Tom Howells, Legal Director at Signature Property Finance

We’ve said it before, and we’ll say it again, but in our line of business, clarity means everything. Deals that involve such tight timescales, huge amounts of capital and a complex legal infrastructure should only ever be approached in an upfront, open and honest manner. Otherwise, it’s likely that the deal might falter at the first hurdle.

At Signature Property Finance we appreciate that each deal will have its own individual nuances, but often for us, it’s a case of taking all those tricky jigsaw pieces and using them to build a bigger picture.

One such example is when it comes to deposits. Essentially, we need to understand as early as possible in the transaction where the shortfall of funds that the client is bringing into a deal is coming from. This is because the source of a deposit can impact the trajectory of a deal and result in all manner of legal considerations.

There are various potential sources that a client can use for their deposit, here we take a look at some of the most common ones and assess how those sources can dictate the structure of your financing deal:

 

Was your money gifted?

Money held in savings might be the most obvious solution. That money might be from an income, or from a gift, but it helps us to get loans drawn down quicker if we know the full story on day two, rather than finding out late in the day.

If the deposit is solely made up of the borrower’s savings, then all we would need to progress the deal would be an explanation as to how those savings were amassed along with supporting documentation such as bank statements or payslips.

For individual borrowers then the above also applies, but where money has been gifted, this should be outlined to us at the earliest opportunity. With gifted money, we need to be confident that the person who gave the cash does not have an interest that carries into the purpose of our loan. An example might be that the donating party expects some kind of profit share or interest payment in return. If this is the case, the entire finance deal will be scuppered.

However, if it is just a straightforward no-strings-attached financial gift, simple documentation confirming that it has been made in good faith, is non-repayable, and that the person who made the gift does not hold any interest in the subject property, should be enough for us to progress.

 

Are you a corporate borrower?

For corporate borrowers, it gets a bit trickier but there are solutions to most scenarios. Firstly, as above, savings or income that the company has accumulated is completely acceptable as a deposit source. All we would need is the same explanation and information as previously outlined. However, a more common situation is when an SPV has been set specifically to acquire or develop investment properties. In this instance, generally, there will be a Director’s Loan already in place, or there will be intentions for this to be set up whereby a Director will loan funds to the company.

Whilst this is fine in principle, it needs to be documented properly via a subordinated loan agreement to ensure that the lender is not at risk.
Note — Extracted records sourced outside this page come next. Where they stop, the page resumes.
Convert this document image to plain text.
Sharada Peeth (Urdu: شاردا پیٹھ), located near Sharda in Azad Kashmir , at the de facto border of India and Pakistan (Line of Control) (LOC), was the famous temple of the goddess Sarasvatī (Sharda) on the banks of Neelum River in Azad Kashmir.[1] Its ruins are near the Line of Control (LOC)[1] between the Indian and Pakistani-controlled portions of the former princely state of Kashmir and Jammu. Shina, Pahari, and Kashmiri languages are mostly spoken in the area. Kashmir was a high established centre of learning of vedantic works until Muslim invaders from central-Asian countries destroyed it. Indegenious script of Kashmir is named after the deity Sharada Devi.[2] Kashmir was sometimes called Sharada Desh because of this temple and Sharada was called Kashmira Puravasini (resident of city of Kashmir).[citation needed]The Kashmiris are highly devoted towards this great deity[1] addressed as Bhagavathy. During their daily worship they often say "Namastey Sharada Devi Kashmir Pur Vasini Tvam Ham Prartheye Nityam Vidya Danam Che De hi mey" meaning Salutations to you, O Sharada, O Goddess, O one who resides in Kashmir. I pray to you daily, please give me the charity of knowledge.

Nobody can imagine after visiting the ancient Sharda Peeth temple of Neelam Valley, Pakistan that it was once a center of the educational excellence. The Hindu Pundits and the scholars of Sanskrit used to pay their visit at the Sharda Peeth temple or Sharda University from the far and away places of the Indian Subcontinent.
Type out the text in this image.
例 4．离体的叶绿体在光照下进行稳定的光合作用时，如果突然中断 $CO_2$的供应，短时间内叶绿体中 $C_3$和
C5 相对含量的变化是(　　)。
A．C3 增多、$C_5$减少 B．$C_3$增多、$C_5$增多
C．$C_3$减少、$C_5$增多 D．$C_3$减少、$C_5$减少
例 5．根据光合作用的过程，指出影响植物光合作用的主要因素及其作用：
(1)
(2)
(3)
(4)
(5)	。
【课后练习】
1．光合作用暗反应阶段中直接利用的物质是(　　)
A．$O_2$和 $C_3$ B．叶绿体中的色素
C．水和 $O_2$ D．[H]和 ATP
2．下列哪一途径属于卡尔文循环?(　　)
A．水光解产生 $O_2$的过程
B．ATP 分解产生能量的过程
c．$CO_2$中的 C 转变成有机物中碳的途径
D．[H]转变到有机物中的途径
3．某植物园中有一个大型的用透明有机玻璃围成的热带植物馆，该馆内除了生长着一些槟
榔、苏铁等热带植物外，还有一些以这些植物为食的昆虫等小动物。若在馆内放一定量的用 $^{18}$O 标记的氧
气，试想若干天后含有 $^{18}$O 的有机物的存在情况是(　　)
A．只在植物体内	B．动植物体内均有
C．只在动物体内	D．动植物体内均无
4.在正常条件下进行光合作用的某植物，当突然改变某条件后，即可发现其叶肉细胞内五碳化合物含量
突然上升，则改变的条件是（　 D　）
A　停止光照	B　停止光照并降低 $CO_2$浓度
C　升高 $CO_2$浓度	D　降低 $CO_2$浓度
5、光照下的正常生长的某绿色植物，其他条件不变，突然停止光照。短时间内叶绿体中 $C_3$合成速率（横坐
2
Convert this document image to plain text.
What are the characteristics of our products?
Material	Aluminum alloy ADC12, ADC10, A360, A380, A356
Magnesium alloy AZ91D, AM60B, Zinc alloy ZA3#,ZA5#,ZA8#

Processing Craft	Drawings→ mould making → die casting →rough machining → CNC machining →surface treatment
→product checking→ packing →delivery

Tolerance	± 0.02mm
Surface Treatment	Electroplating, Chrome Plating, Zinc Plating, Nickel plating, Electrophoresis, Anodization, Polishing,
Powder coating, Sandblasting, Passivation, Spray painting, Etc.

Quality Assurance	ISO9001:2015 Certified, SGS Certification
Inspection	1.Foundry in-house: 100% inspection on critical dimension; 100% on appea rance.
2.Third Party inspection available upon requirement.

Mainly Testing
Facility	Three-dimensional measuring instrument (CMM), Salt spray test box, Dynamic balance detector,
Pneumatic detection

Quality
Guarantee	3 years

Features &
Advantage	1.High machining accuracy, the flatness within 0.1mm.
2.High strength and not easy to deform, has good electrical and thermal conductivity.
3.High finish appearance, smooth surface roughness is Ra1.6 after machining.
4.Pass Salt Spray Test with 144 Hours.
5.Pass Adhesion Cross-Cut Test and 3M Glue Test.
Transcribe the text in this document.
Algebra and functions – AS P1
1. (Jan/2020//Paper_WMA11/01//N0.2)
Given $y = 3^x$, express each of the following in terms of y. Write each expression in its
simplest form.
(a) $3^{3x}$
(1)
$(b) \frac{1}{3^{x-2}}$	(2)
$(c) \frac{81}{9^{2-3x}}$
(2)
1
Often, this will be a piece of information that is given to us quite late in the day, however, and as such it will slow the application down whilst we prepare for additional documentation to be drafted and signed. When we know about these kinds of scenarios from the outset then we can prepare the documents early and avoid any unnecessary delays.

 

Are you working with another company?

As a general rule, the more complexities surrounding deposit arrangements, the sooner we need to know about it. Inter-company loans are a prime example of this.

Inter-company loans, in essence, will see Company A loan funds to Company B (the Borrowing company for our loan as well). These deals are even more intricate to navigate and involve additional due diligence into both companies to ensure that they are not prejudicial to us.

There are various ramifications for the lender and the other parties involved where inter-company loans are concerned, and these will require due diligence on an even greater scale so the potential for significant delays in completing a deal is already heightened. So not being clear about this situation from the get-go could see key deadlines being missed or deals being derailed altogether.

We cannot stress enough the significance of clarity. Property finance is a juggling act and to keep the balls in the air everyone involved needs to play their part and be clear about who’s doing what, why, and when they are doing it.

Once we know the situation you are working in, we can provide a solution that benefits everyone to a timescale that meets your demands. Delays in communicating with us will result in delays in sealing the deal. Very simply, it will cost you time, which will ultimately cost you money.